Binnen zaaien: februari - april
Kiemtijd: 6 -14 dagen
Kiemtemperatuur: 20 - 25 °C
Zaaidiepte: 2 - 3 mm
Uitplanten in de kas: zodra de zaailingen 20 cm groot zijn
Uitplanten in de volle grond: midden mei (na de ijsheiligen)
Plantafstand: 45 - 50 cm
Standplaats: zonnig - beschut (kas)
Dagen tot oogst: 60 - 90
Binnen zaaien kan vanaf februari in trays gevuld met vochtige potgrond. Zaai oppervlakkig en druk de zaden voorzichtig aan, bedek ze niet met grond omdat tomaten lichtkiemers zijn. Zet de trays warm weg op 20 - 25 °C en bedek de trays met huishoudfolie of een deksel. Houd de temperatuur zo gelijkmatig mogelijk en laat vooral 's nachts de temperatuur niet dalen. Houd goed vochtig, maar niet te nat om rotting van de zaden te voorkomen. Verwijder de folie of het deksel zodra de zaailingen opkomen. Verspeen de jonge zaailingen na een dag of 10 in apartje potjes. Zet ze nu iets koeler weg, rond 18 - 20 °C
Hard de tomaten, midden mei, zodra er geen kans meer is op nachtvorst af. Zet de potjes gedurende een week weg bij een temperatuur van 15 - 18 °C en geef ze gedurende deze periode weinig water. Zet ze na deze week op een zonnige en beschutte plaats met goed waterdoorlatende grond buiten of in een onverwarmde kas.

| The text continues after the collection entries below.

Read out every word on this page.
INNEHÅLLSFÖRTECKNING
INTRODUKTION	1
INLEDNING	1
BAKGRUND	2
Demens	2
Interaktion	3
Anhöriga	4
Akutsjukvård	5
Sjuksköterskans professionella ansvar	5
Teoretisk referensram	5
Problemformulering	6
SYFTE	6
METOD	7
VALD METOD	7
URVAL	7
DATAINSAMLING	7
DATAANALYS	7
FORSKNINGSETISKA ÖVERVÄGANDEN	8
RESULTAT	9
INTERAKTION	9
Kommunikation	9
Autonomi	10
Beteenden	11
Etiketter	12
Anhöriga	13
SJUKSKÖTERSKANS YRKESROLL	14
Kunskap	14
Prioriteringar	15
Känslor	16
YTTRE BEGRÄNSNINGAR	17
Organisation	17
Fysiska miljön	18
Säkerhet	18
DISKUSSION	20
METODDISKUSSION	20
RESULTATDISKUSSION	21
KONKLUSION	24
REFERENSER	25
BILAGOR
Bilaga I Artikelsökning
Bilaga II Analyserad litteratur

Voor een goede oogst is het belangrijk om de planten goed te onderhouden. Zorg allereerst voor een goede ondersteuning door middel van stokken. Verwijder alle zijtakken die in de bladoksels ontstaan, het zogenaamde dieven. Rond eind juli - begin augustus is het belangrijk om de bladeren onder de laagst hangende trossen tomaten te verwijderen. Vanaf eind augustus - begin september kunnen alle bladeren worden verwijderd samen met de bovenste toppen van de planten zodat alle resterende groene tomaten nog een kans krijgen om te rijpen. Oogst de tomaten door ze met een schaar van de plant af te knippen. Tomaten kunnen niet lang worden bewaard. Tomaten die bijvoorbeeld tot saus zijn verwerkt kunnen wel worden ingevroren.